Voici la lettre que Ronnie Kasrils a adressé au tribunal de Versailles avant le procès. Nous allons publier tous les témoignages écrits des témoins qui n’ont pu être entendus.
Ronnie Kasrils, lors de notre concert « Free Palestine » à la Porte de Paris le 1er novembre 2015
Ronald KASRILS
Johannesbourg, République d’Afrique du Sud
Vice-ministre de la Défense (1994-99)
Ministre des Forêts et des Eaux (1999-2004)
Ministre des Services de Renseignements (2004-2008)
Le 6 mars 2018
A l’attention de Mme la Présidente de la 8ème chambre correctionnelle du Tribunal de Versailles
Madame la Présidente,
C’est en ma qualité d’ancien ministre ayant servi à plusieurs reprises le gouvernement démocratique de l’Afrique du Sud (voir ci-dessus le détail de mes participations) entre 1994 et mon départ à la retraite en 2008 que je m’adresse aujourd’hui à vous, non sans rappeler les relations de coopération que j’avais entretenues en leur temps avec les autorités françaises.
Je viens de prendre connaissance, avec toute l’attention requise, des poursuites dont est l’objet Mme Olivia Zémor devant votre juridiction, au sujet d’une manifestation de 2011 où il avait été demandé à la chanteuse Vanessa Paradis de ne pas aller se produire en concert en Israël.

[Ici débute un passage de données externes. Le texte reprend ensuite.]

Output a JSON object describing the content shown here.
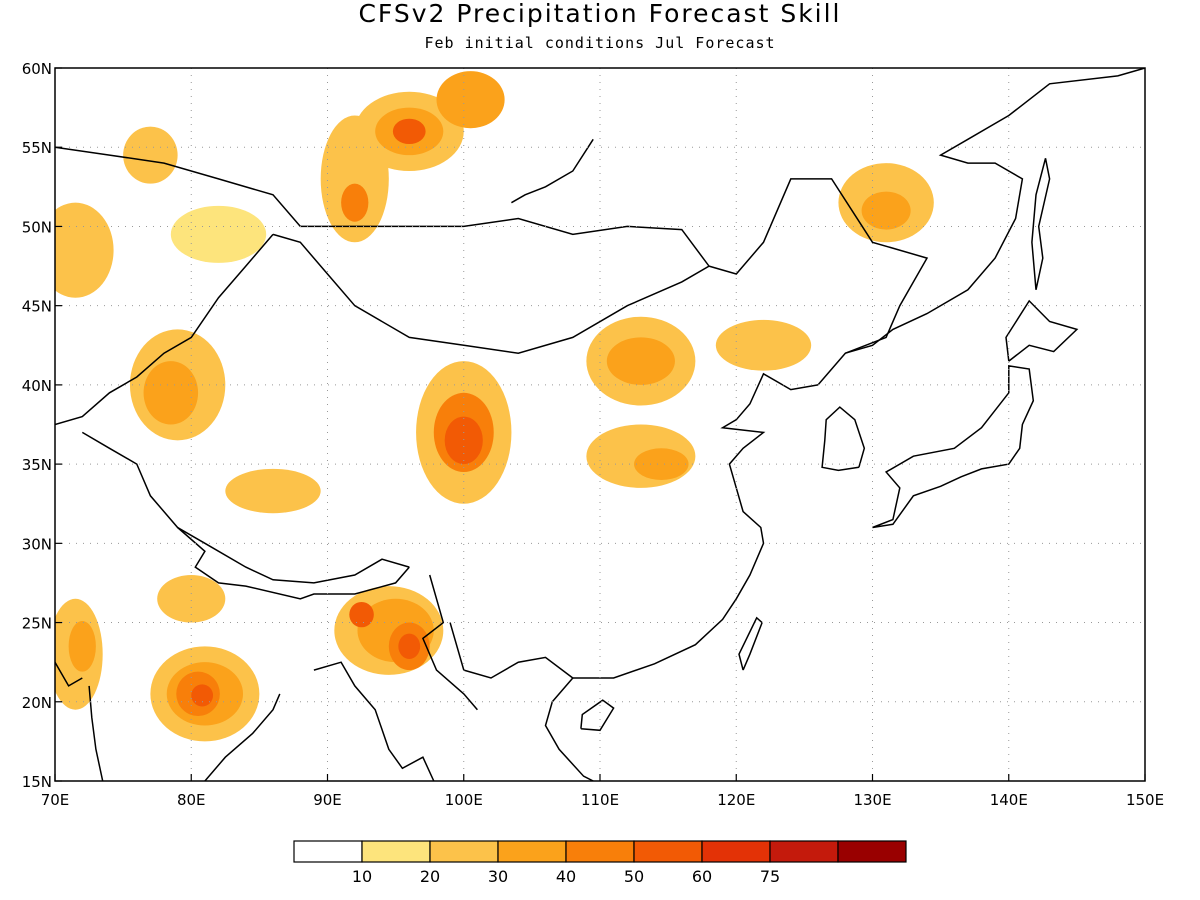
{
  "title": "CFSv2 Precipitation Forecast Skill",
  "subtitle": "Feb initial conditions  Jul Forecast",
  "map": {
    "lon_range": [
      70,
      150
    ],
    "lat_range": [
      15,
      60
    ],
    "x_ticks": [
      "70E",
      "80E",
      "90E",
      "100E",
      "110E",
      "120E",
      "130E",
      "140E",
      "150E"
    ],
    "y_ticks": [
      "15N",
      "20N",
      "25N",
      "30N",
      "35N",
      "40N",
      "45N",
      "50N",
      "55N",
      "60N"
    ],
    "gridlines": "dotted"
  },
  "colorbar": {
    "labels": [
      "10",
      "20",
      "30",
      "40",
      "50",
      "60",
      "75"
    ],
    "colors": [
      "#ffffff",
      "#fde47c",
      "#fcc24a",
      "#fba21b",
      "#f87f0a",
      "#f25a05",
      "#e33206",
      "#c41a0c",
      "#990000"
    ]
  },
  "skill_regions": [
    {
      "lon": 71.5,
      "lat": 48.5,
      "rx": 2.8,
      "ry": 3.0,
      "level": 2
    },
    {
      "lon": 77,
      "lat": 54.5,
      "rx": 2.0,
      "ry": 1.8,
      "level": 2
    },
    {
      "lon": 82,
      "lat": 49.5,
      "rx": 3.5,
      "ry": 1.8,
      "level": 1
    },
    {
      "lon": 79,
      "lat": 40,
      "rx": 3.5,
      "ry": 3.5,
      "level": 2
    },
    {
      "lon": 78.5,
      "lat": 39.5,
      "rx": 2.0,
      "ry": 2.0,
      "level": 3
    },
    {
      "lon": 92,
      "lat": 53,
      "rx": 2.5,
      "ry": 4.0,
      "level": 2
    },
    {
      "lon": 92,
      "lat": 51.5,
      "rx": 1.0,
      "ry": 1.2,
      "level": 4
    },
    {
      "lon": 96,
      "lat": 56,
      "rx": 4.0,
      "ry": 2.5,
      "level": 2
    },
    {
      "lon": 96,
      "lat": 56,
      "rx": 2.5,
      "ry": 1.5,
      "level": 3
    },
    {
      "lon": 96,
      "lat": 56,
      "rx": 1.2,
      "ry": 0.8,
      "level": 5
    },
    {
      "lon": 100.5,
      "lat": 58,
      "rx": 2.5,
      "ry": 1.8,
      "level": 3
    },
    {
      "lon": 100,
      "lat": 37,
      "rx": 3.5,
      "ry": 4.5,
      "level": 2
    },
    {
      "lon": 100,
      "lat": 37,
      "rx": 2.2,
      "ry": 2.5,
      "level": 4
    },
    {
      "lon": 100,
      "lat": 36.5,
      "rx": 1.4,
      "ry": 1.5,
      "level": 5
    },
    {
      "lon": 113,
      "lat": 41.5,
      "rx": 4.0,
      "ry": 2.8,
      "level": 2
    },
    {
      "lon": 113,
      "lat": 41.5,
      "rx": 2.5,
      "ry": 1.5,
      "level": 3
    },
    {
      "lon": 122,
      "lat": 42.5,
      "rx": 3.5,
      "ry": 1.6,
      "level": 2
    },
    {
      "lon": 113,
      "lat": 35.5,
      "rx": 4.0,
      "ry": 2.0,
      "level": 2
    },
    {
      "lon": 114.5,
      "lat": 35,
      "rx": 2.0,
      "ry": 1.0,
      "level": 3
    },
    {
      "lon": 131,
      "lat": 51.5,
      "rx": 3.5,
      "ry": 2.5,
      "level": 2
    },
    {
      "lon": 131,
      "lat": 51,
      "rx": 1.8,
      "ry": 1.2,
      "level": 3
    },
    {
      "lon": 86,
      "lat": 33.3,
      "rx": 3.5,
      "ry": 1.4,
      "level": 2
    },
    {
      "lon": 94.5,
      "lat": 24.5,
      "rx": 4.0,
      "ry": 2.8,
      "level": 2
    },
    {
      "lon": 95,
      "lat": 24.5,
      "rx": 2.8,
      "ry": 2.0,
      "level": 3
    },
    {
      "lon": 96,
      "lat": 23.5,
      "rx": 1.5,
      "ry": 1.5,
      "level": 4
    },
    {
      "lon": 92.5,
      "lat": 25.5,
      "rx": 0.9,
      "ry": 0.8,
      "level": 5
    },
    {
      "lon": 96,
      "lat": 23.5,
      "rx": 0.8,
      "ry": 0.8,
      "level": 5
    },
    {
      "lon": 81,
      "lat": 20.5,
      "rx": 4.0,
      "ry": 3.0,
      "level": 2
    },
    {
      "lon": 81,
      "lat": 20.5,
      "rx": 2.8,
      "ry": 2.0,
      "level": 3
    },
    {
      "lon": 80.5,
      "lat": 20.5,
      "rx": 1.6,
      "ry": 1.4,
      "level": 4
    },
    {
      "lon": 80.8,
      "lat": 20.4,
      "rx": 0.8,
      "ry": 0.7,
      "level": 5
    },
    {
      "lon": 71.5,
      "lat": 23,
      "rx": 2.0,
      "ry": 3.5,
      "level": 2
    },
    {
      "lon": 72,
      "lat": 23.5,
      "rx": 1.0,
      "ry": 1.6,
      "level": 3
    },
    {
      "lon": 80,
      "lat": 26.5,
      "rx": 2.5,
      "ry": 1.5,
      "level": 2
    }
  ]
}
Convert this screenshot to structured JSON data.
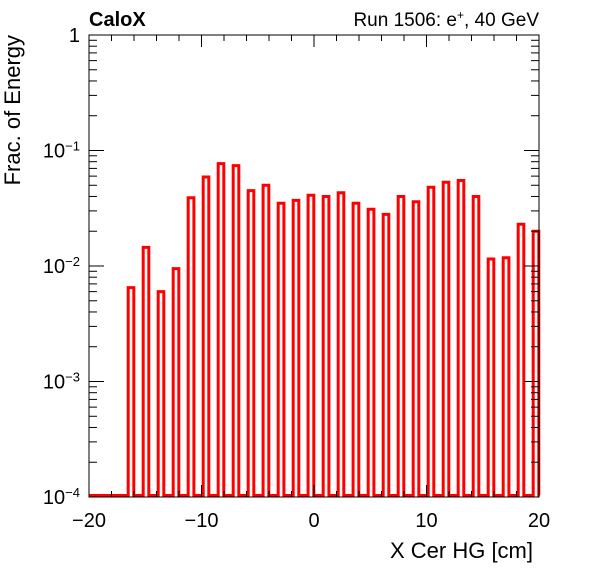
{
  "header": {
    "left_title": "CaloX",
    "right_title": "Run 1506: e",
    "right_sup": "+",
    "right_suffix": ", 40 GeV"
  },
  "chart_data": {
    "type": "bar",
    "style": "step-histogram",
    "color": "#ff0000",
    "xlabel": "X Cer HG [cm]",
    "ylabel": "Frac. of Energy",
    "xlim": [
      -20,
      20
    ],
    "ylim": [
      0.0001,
      1
    ],
    "yscale": "log",
    "grid": false,
    "x_ticks": [
      {
        "value": -20,
        "label": "−20"
      },
      {
        "value": -10,
        "label": "−10"
      },
      {
        "value": 0,
        "label": "0"
      },
      {
        "value": 10,
        "label": "10"
      },
      {
        "value": 20,
        "label": "20"
      }
    ],
    "y_ticks": [
      {
        "value": 0.0001,
        "base": "10",
        "exp": "−4"
      },
      {
        "value": 0.001,
        "base": "10",
        "exp": "−3"
      },
      {
        "value": 0.01,
        "base": "10",
        "exp": "−2"
      },
      {
        "value": 0.1,
        "base": "10",
        "exp": "−1"
      },
      {
        "value": 1,
        "base": "1",
        "exp": ""
      }
    ],
    "bin_width": 0.5,
    "bars": [
      {
        "x": -16.27,
        "y": 0.0065
      },
      {
        "x": -14.93,
        "y": 0.0145
      },
      {
        "x": -13.6,
        "y": 0.006
      },
      {
        "x": -12.27,
        "y": 0.0095
      },
      {
        "x": -10.93,
        "y": 0.039
      },
      {
        "x": -9.6,
        "y": 0.059
      },
      {
        "x": -8.27,
        "y": 0.077
      },
      {
        "x": -6.93,
        "y": 0.074
      },
      {
        "x": -5.6,
        "y": 0.045
      },
      {
        "x": -4.27,
        "y": 0.05
      },
      {
        "x": -2.93,
        "y": 0.035
      },
      {
        "x": -1.6,
        "y": 0.037
      },
      {
        "x": -0.27,
        "y": 0.041
      },
      {
        "x": 1.07,
        "y": 0.04
      },
      {
        "x": 2.4,
        "y": 0.043
      },
      {
        "x": 3.73,
        "y": 0.035
      },
      {
        "x": 5.07,
        "y": 0.031
      },
      {
        "x": 6.4,
        "y": 0.028
      },
      {
        "x": 7.73,
        "y": 0.04
      },
      {
        "x": 9.07,
        "y": 0.036
      },
      {
        "x": 10.4,
        "y": 0.048
      },
      {
        "x": 11.73,
        "y": 0.053
      },
      {
        "x": 13.07,
        "y": 0.055
      },
      {
        "x": 14.4,
        "y": 0.04
      },
      {
        "x": 15.73,
        "y": 0.0115
      },
      {
        "x": 17.07,
        "y": 0.0118
      },
      {
        "x": 18.4,
        "y": 0.023
      },
      {
        "x": 19.73,
        "y": 0.02
      }
    ]
  }
}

Cette affaire m’intéresse et me concerne en tant que partisan déclaré de la Campagne Internationale de Boycott – Désinvestissement – Sanctions (BDS) visant l’occupation illégale, par Israël, des territoires palestiniens, la violation, par cet Etat, d’innombrables résolutions des Nations-Unies, et son traitement brutal du peuple palestinien auquel sont déniés tous droits humains.
En fait, ma sensibilité à ce sujet doit beaucoup au fait que pour les grandes figures de notre mouvement de libération nationale, telles Nelson Mandela ou l’archevêque Desdmond Tutu, le soutien au droit du peuple palestinien à l’auto-détermination allait de soi. Mais j’ai pu également constater que notre propre lutte a pu retirer un grand bénéfice de la campagne internationale BDS menée en son temps contre le régime sud-africain de l’apartheid, campagne qui connut un large écho en France, et qui se concrétisa par l’adoption de sanctions par le gouvernement français lui-même.
Un nombre significatif de Sud-Africains d’origine juive –dont Denis Goldberg, qui avait été condamné à la détention perpétuelle en même temps que Nelson Mandela- soutiennent la campagne BDS , et ils rejettent avec dégoût l’idée que celle-ci soit violente, voire antisémite. Ici, nous faisons le parallèle entre cette campagne et celle qui était menée contre l’apartheid sud-africain : de la même manière que la lutte pour l’abolition de l’apartheid n’était pas un appel à la haine raciale contre les Blancs ou tout autre groupe racial, mais une forme pacifique de protestation contre un système injuste, de la même manière la campagne BDS n’a rien de discriminatoire à l’encontre des personnes juives.
J’ai appris que la chanteuse française Vanessa Paradis avait annulé un concert programmé à Tel Aviv, et j’en suis heureux. J’ai visionné la vidéo illustrant une manifestation de protestation contre ce projet de tournée en Israël, et cela me rappelle les innombrables manifestations de ce type, pendant des décennies un peu partout dans le monde, avant la chute du régime sud-africain de l’apartheid.
Madame la Présidente, c’est avec plaisir que je serai venu témoigner au procès intenté à Mme Zémor, mais les délais pour effectuer un tel voyage sont malheureusement trop courts.
Je fais confiance à la Justice de votre pays, et aux principes de votre grande révolution, qui garantissent la liberté de réunion et d’expression de chaque citoyen, notamment en ce qui concerne les actions de solidarité menées par la campagne BDS. Ce ne sont pas seulement les Sud-Africains, mais tous les citoyens du monde, qui devraient faire leur la célèbre déclaration de Nelson Mandela, pour qui « Nous autres Sud-Africains ne pourront pas nous sentir libres, tant que le peuple palestinien ne le sera pas lui aussi ».
Je vous prie de recevoir, Madame la Présidente, l’expression de ma haute considération.